Although Raj and Raina knew each other as children, they didn’t bring their collective talents together until 1994 when Gaurev moonlighted as a DJ and Tapan worked as an engineer at a recording studio. The duo pooled funds together from their relations in the same manner that young filmmakers beg and borrow then they formed their own studio. However, it wasn’t until 1997 when Gaurev and Tapan rediscovered ragas and decided to blend the past with the future thus creating a fusion of Indian classical music with modern technology.
MP’s latest CD features India’s top classical vocalists, Vidya Shah and Smiti with flute performances by Rajendra Prassanna and Shailendra skimming the top of heavy bass riffs and drum beats. The end result ranges from slow ambient trance music, to goth to absolutely exotic. The tracks are sexy, provocative and sacred.
Extasis features a santur (a hammered dulcimer that originated in Persia) that proves its power by blending with contemporary instruments. Far From Home showcases the vocal talents of Vidya Shah (an emerging talent). Bhangra Fever offers a lilting and delicate melody enhanced by a pounding surf of dohl drums and chanting. We are told that “Delhi swings.” And of course, there is much evidence to support that statement. New Delhi swings with dot com and electronica. The youth are celebrating their parents’ traditions in the dance clubs across New Dehli where the past and the future melt into one. Mira Nair once said that Indians will take any import and make it their own. Globalization doesn’t pose a threat when a country can transform McDonalds or Hollywood into an authentic product of India. And MIDIval PunditZ has married Euro beats with ragas and created something totally Indian, at the same time foreign and familiar.
Algerian born and veteran disc spinner dj Cheb i Sabbah’s release Krishna Lila (based on Lord Krishna’s loves with 16,801 wives) completes a trilogy that began with Sabbah’s Shri Durga (1999) and followed by MahaMaya (2000).

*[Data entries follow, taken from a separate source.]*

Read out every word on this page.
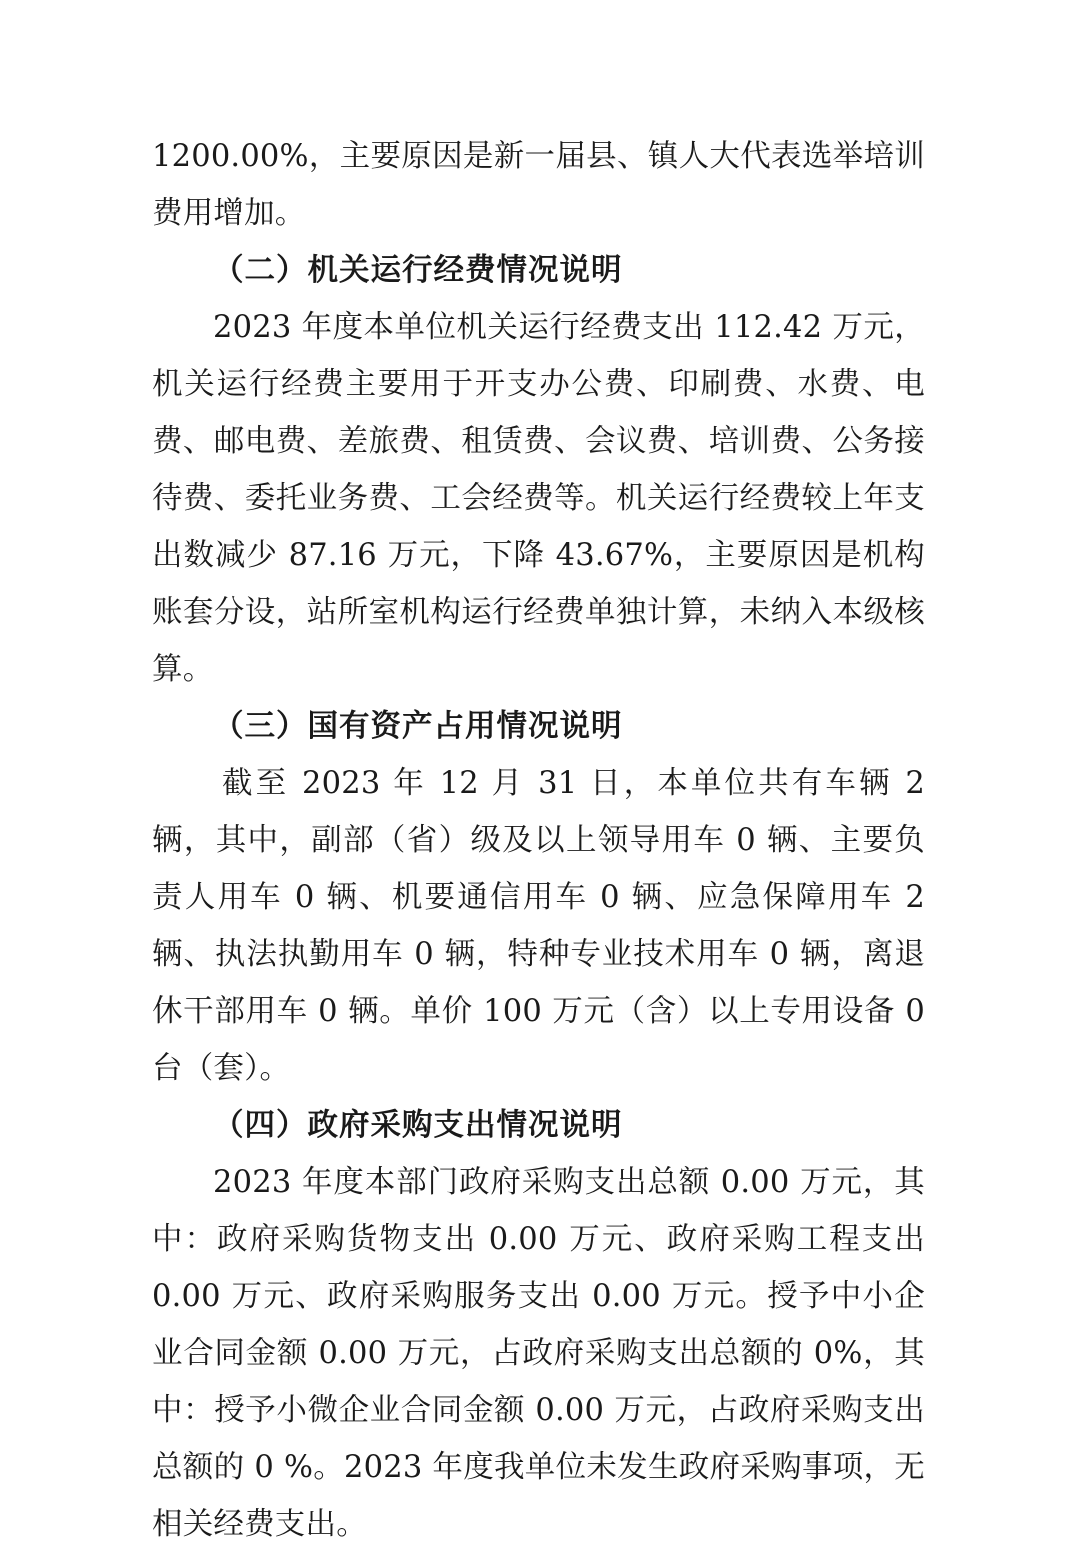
1200.00%，主要原因是新一届县、镇人大代表选举培训费用增加。

（二）机关运行经费情况说明

2023 年度本单位机关运行经费支出 112.42 万元，机关运行经费主要用于开支办公费、印刷费、水费、电费、邮电费、差旅费、租赁费、会议费、培训费、公务接待费、委托业务费、工会经费等。机关运行经费较上年支出数减少 87.16 万元，下降 43.67%，主要原因是机构账套分设，站所室机构运行经费单独计算，未纳入本级核算。

（三）国有资产占用情况说明

截至 2023 年 12 月 31 日，本单位共有车辆 2 辆，其中，副部（省）级及以上领导用车 0 辆、主要负责人用车 0 辆、机要通信用车 0 辆、应急保障用车 2 辆、执法执勤用车 0 辆，特种专业技术用车 0 辆，离退休干部用车 0 辆。单价 100 万元（含）以上专用设备 0 台（套）。

（四）政府采购支出情况说明

2023 年度本部门政府采购支出总额 0.00 万元，其中：政府采购货物支出 0.00 万元、政府采购工程支出 0.00 万元、政府采购服务支出 0.00 万元。授予中小企业合同金额 0.00 万元，占政府采购支出总额的 0%，其中：授予小微企业合同金额 0.00 万元，占政府采购支出总额的 0 %。2023 年度我单位未发生政府采购事项，无相关经费支出。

Krishna Lila took two years to complete in which Sabbah traveled around India recording Indian virtuoso musicians in New Delhi, Bombay and Madras. The collection of devotional songs on this disc, with the exception with the drum & bass track, Raja Vedalu land in the classical music territory. The album
consists of bhajans sung in praise of Krishna, but the songs are both erotic and sacred (think tantric sex).
Krishna Lila has been divided into South and North while featuring two types of songs, dhun (chants) from the south and the more sophisticated singing style called thumri practiced in North India. Although the Algerian Sabbah had no ties to Indian classical music, he carefully researched his subject then recorded musicians in Madras, Bombay, New Delhi, New York and San Francisco while threading five sung languages into an exquisite tapestry that carries with it a timeless quality.
Sabbah also combined the talents of fellow dj-musicians Karsh Kale and Bill Laswell along with a who’s who of Indian classical music including Madras vocalist Baby Sreeram who sings on the three opening tracks. Other musicians that appear on the CD include A.K. Devi’s on saraswati vina, vocalist Radhika Rajiv and flautist Deepak Ram, just to name a handful.
Krishna Lila (The blue god) successfully blends electronica (used sparingly) and classical ragas while never straying from music’s sacredness. Listeners are introduced to the Carnatic form from South India and Hindustani form of North India. And for listeners unfamiliar with Indian classical music will also be introduced to some new sounds compliments of the santur, bansuri flute, sarod and vina (a sitar like instrument) used in their traditional sense as opposed to enhancing Asian trance music. However, having said that, Krishna Lila compliments Karsh Kale’s Redesign and MIDIval PunditZ’s release.